Parting Gifts
It’s a story about family. It’s a story about death. It’s a story about estranged sisters. It’s a story about awkward moments in the worst moments of life.
In setting out to create the story of Parting Gifts, the goal was always to capture a slice of life after death in all of its glorious complications. Relationships with the dead, while they were living always seem to be skewed by society after the person is gone. It is no longer proper to call that person awful. They’re dead. You can’t say that about a dead person. But what if that person truly was awful? What if that person betrayed everything that you held most dear, and ruined your childhood? Then do you have the right to speak ill of the dead? Of course not. They’re still dead.

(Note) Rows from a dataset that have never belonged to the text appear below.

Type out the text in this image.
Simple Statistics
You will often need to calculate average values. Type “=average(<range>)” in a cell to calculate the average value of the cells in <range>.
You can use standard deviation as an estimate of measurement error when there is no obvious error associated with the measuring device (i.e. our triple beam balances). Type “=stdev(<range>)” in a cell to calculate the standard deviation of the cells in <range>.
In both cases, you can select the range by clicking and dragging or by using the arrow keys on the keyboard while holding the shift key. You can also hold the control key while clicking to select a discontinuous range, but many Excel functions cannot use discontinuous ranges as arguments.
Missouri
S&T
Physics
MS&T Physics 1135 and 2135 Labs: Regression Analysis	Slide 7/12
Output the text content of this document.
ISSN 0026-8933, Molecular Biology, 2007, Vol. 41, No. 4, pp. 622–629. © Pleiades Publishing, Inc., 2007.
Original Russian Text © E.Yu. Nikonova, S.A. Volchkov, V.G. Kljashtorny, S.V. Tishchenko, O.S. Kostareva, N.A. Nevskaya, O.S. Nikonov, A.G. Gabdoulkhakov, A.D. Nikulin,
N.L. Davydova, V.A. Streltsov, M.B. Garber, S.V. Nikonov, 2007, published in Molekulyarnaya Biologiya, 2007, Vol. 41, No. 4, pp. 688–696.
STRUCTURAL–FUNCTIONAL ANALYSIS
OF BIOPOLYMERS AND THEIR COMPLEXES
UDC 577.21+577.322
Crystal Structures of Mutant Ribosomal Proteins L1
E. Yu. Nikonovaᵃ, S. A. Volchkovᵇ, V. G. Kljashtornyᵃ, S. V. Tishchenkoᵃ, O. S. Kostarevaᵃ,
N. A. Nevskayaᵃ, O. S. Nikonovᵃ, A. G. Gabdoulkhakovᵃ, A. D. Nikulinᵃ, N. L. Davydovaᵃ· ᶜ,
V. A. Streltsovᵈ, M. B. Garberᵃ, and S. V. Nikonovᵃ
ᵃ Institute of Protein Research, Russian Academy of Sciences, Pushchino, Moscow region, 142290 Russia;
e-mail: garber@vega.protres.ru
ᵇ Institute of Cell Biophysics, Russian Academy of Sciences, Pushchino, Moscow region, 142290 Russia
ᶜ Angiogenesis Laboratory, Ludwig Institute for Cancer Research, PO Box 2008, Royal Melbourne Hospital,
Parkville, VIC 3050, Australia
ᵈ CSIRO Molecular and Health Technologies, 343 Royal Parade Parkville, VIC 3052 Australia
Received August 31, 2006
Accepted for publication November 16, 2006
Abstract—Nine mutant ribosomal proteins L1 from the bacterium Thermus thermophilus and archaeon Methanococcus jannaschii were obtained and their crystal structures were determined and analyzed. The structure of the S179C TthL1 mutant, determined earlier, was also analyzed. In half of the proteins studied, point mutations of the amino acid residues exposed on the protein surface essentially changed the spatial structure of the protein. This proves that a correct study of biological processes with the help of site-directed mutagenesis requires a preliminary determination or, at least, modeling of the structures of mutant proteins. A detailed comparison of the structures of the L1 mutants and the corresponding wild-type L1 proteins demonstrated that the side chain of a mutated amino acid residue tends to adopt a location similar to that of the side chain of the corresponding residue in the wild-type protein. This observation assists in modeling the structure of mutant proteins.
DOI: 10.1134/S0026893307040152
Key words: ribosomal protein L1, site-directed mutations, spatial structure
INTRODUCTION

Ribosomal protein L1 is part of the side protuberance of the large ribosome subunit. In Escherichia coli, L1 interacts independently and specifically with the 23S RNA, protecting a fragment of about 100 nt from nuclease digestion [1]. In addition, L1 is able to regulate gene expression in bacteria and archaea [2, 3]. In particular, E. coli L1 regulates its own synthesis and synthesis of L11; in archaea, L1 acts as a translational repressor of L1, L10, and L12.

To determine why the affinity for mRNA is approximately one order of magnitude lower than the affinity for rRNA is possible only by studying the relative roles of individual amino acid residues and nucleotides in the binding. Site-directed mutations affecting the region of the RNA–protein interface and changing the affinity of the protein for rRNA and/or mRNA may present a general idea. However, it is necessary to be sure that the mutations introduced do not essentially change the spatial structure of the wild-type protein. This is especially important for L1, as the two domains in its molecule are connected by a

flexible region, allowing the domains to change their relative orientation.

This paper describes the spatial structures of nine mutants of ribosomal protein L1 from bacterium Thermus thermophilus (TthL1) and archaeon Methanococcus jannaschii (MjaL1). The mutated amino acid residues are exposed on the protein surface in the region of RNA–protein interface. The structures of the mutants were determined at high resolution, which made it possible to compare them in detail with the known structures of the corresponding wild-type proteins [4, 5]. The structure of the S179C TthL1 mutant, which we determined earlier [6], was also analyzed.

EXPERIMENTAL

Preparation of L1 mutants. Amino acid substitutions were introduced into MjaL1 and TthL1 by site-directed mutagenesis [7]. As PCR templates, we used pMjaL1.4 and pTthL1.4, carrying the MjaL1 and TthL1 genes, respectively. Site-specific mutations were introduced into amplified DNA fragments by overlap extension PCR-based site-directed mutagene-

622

And what if the person who shows up on your doorstep and asks you to come home is the person who you were groomed to hate, who loved someone you hated, who stands against everything you believe- and yet is your family. What do you do in that situation?
Parting Gifts is a story of absolute extremes. Extremes in awkward moments. Extremes in exposing emotion. Extremes in requests and desires. And yet, it is almost painfully close to real life.
When Alex shows up on Camille’s doorstep, she has no reason to believe that Camille will come back with her. And yet, despite all logic, she still shows up to ask her estranged sister to come home. Death has a way of corrupting any sense of logic we may bear throughout the rest of our lives.
Similarly, Camille has no reason to let her sister in the door. She hates her sister. She never intended on seeing her again. Camille did not go to her own father’s funeral to avoid seeing her sister and the family she can’t stand. And yet, Camille lets Alex in the door. Why? Is it love? Is it a brief moment of caring? Curiosity?
Death has a way of changing everything.